This code is the official PyTorch implementation of Knowledgebra: An Algebraic Learning Framework for Knowledge Graph.
Create a python >= 3.7 environment and install packages:
virtualenv -p python3.8 semi_env
source semi_env/bin/activate
pip install -r requirements.txt
Then set environment variable and activate the environment via running source set_env.sh
.
Download and pre-process the datasets:
source datasets/download.sh
python datasets/process.py
To train and evaluate a KG embedding model for the link prediction task, use the run.py
script:
usage: run.py [-h] [--dataset {FB15K, WN, WN18RR, FB237, YAGO3-10}]
[--model {SemigroupE}]
[--regularizer {N3, F2}] [--reg REG]
[--optimizer {Adagrad, Adam, SGD, SparseAdam}]
[--max_epochs MAX_EPOCHS] [--patience PATIENCE] [--valid VALID]
[--rank RANK] [--batch_size BATCH_SIZE] [--test_batch TEST_BATCH]
[--neg_sample_size NEG_SAMPLE_SIZE] [--dropout DROPOUT]
[--init_size INIT_SIZE] [--learning_rate LEARNING_RATE]
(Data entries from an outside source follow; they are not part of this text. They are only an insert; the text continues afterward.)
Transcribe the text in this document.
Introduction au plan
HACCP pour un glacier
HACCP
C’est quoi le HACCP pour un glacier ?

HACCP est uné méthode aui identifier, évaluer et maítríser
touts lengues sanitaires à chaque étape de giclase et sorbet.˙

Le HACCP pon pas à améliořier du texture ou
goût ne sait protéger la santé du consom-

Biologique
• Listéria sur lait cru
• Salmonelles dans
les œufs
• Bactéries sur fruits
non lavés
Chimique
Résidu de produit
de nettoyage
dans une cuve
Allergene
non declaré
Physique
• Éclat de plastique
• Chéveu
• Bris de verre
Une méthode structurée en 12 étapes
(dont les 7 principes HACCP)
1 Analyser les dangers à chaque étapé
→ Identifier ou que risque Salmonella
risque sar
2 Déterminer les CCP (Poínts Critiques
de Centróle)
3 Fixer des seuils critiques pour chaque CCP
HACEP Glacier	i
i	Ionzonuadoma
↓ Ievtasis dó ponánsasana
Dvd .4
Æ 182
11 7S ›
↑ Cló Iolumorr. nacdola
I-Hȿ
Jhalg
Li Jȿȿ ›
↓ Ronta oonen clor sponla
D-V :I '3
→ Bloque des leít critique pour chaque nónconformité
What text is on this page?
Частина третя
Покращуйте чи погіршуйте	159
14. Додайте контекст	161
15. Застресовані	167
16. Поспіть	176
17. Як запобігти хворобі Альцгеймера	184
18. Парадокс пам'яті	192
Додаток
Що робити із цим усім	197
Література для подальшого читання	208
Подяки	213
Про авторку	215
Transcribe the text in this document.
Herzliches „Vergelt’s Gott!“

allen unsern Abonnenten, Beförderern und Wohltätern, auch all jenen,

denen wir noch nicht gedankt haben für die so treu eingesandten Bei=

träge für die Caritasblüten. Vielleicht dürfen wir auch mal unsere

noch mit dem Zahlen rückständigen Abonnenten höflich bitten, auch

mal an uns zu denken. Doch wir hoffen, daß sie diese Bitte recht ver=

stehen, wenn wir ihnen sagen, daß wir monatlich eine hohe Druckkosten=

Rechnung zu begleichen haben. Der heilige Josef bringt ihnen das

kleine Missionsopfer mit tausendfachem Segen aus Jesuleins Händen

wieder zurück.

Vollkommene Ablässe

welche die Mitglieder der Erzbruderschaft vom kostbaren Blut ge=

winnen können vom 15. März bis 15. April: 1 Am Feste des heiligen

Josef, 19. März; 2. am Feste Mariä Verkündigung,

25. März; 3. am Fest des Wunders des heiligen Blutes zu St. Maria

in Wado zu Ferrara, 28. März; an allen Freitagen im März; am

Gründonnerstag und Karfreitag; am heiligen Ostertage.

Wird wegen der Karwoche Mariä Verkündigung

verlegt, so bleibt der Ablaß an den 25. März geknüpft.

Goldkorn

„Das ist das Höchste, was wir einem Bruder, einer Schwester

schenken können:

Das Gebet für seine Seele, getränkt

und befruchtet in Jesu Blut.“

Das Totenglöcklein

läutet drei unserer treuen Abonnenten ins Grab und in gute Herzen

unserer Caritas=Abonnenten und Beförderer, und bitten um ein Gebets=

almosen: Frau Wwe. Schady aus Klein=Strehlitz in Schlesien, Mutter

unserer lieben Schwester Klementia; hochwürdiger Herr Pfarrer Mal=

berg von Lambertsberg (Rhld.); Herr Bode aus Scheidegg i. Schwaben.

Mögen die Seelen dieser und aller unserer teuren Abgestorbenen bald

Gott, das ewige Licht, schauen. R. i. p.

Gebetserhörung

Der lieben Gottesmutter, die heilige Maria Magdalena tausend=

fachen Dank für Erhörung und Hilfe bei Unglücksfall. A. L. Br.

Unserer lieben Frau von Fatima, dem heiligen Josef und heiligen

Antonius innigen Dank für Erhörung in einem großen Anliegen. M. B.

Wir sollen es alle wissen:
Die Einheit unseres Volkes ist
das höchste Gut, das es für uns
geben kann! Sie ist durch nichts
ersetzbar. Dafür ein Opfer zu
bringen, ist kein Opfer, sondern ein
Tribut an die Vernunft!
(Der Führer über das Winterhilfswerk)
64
[--gamma GAMMA] [--bias {constant,learn,none}]
[--trans TRANS] [--dtype {single, double}]
[--double_neg] [--shared][--debug] [--multi_c] [--CPU]
[--init_divider INIT_DIVIDER] [--pn_loss_ratio PN_LOSS_RATIO]
[--inverse_temperature INVERSE_TEMPERATURE][--subdim SUBDIM]
optional arguments:
-h, --help show this help message and exit
--dataset {FB15K, WN, WN18RR, FB237, YAGO3-10}
Knowledge Graph dataset
--model {SemigroupE}
Knowledge Graph embedding model
--regularizer {N3, N2}
Regularizer
--reg REG Regularization weight
--optimizer {Adagrad,Adam,SparseAdam}
Optimizer
--max_epochs MAX_EPOCHS
Maximum number of epochs to train for
--patience PATIENCE Number of epochs before early stopping
--valid VALID Number of epochs before validation
--rank RANK Embedding dimension
--batch_size BATCH_SIZE
Batch size
--test_batch Validation/Test batch size
--neg_sample_size NEG_SAMPLE_SIZE
Negative sample size, -1 to not use negative sampling
--dropout DROPOUT Dropout rate
--init_size INIT_SIZE
Initial embeddings' scale
--learning_rate LEARNING_RATE
Learning rate
--gamma GAMMA Margin for distance-based losses
--bias {constant,learn,none}
Bias type (none for no bias)
--trans TRANS Add a translation after matrix multiplication
--dtype {single,double}
Machine precision
--double_neg Whether to negative sample both head and tail entities
--shared Use shared matrix in subspaces
--debug Only use 1000 examples for debugging
--multi_c Multiple curvatures per relation
--CPU CPU computing
--init_divider Initial embeddings' scale divider
--pn_loss_ratio Ratio between negative and possitive losses
--inverse_temperature Inverse temperature
--subdim Subdimension for semigroup
First download and preprocess the datasets, then run:
bash ./submit_run.sh
If you use the codes, please cite the following paper:
@article{yang2022knowledgebra,
title={Knowledgebra: An Algebraic Learning Framework for Knowledge Graph},
author={Yang, Tong and Wang, Yifei and Sha, Long and Engelbrecht, Jan and Hong, Pengyu},
journal={Machine Learning and Knowledge Extraction},
volume={4},
number={2},
pages={432--445},
year={2022},
publisher={Multidisciplinary Digital Publishing Institute}
}
Some of the code was forked from the original implementation of Low-Dimensional Hyperbolic Knowledge Graph Embeddings.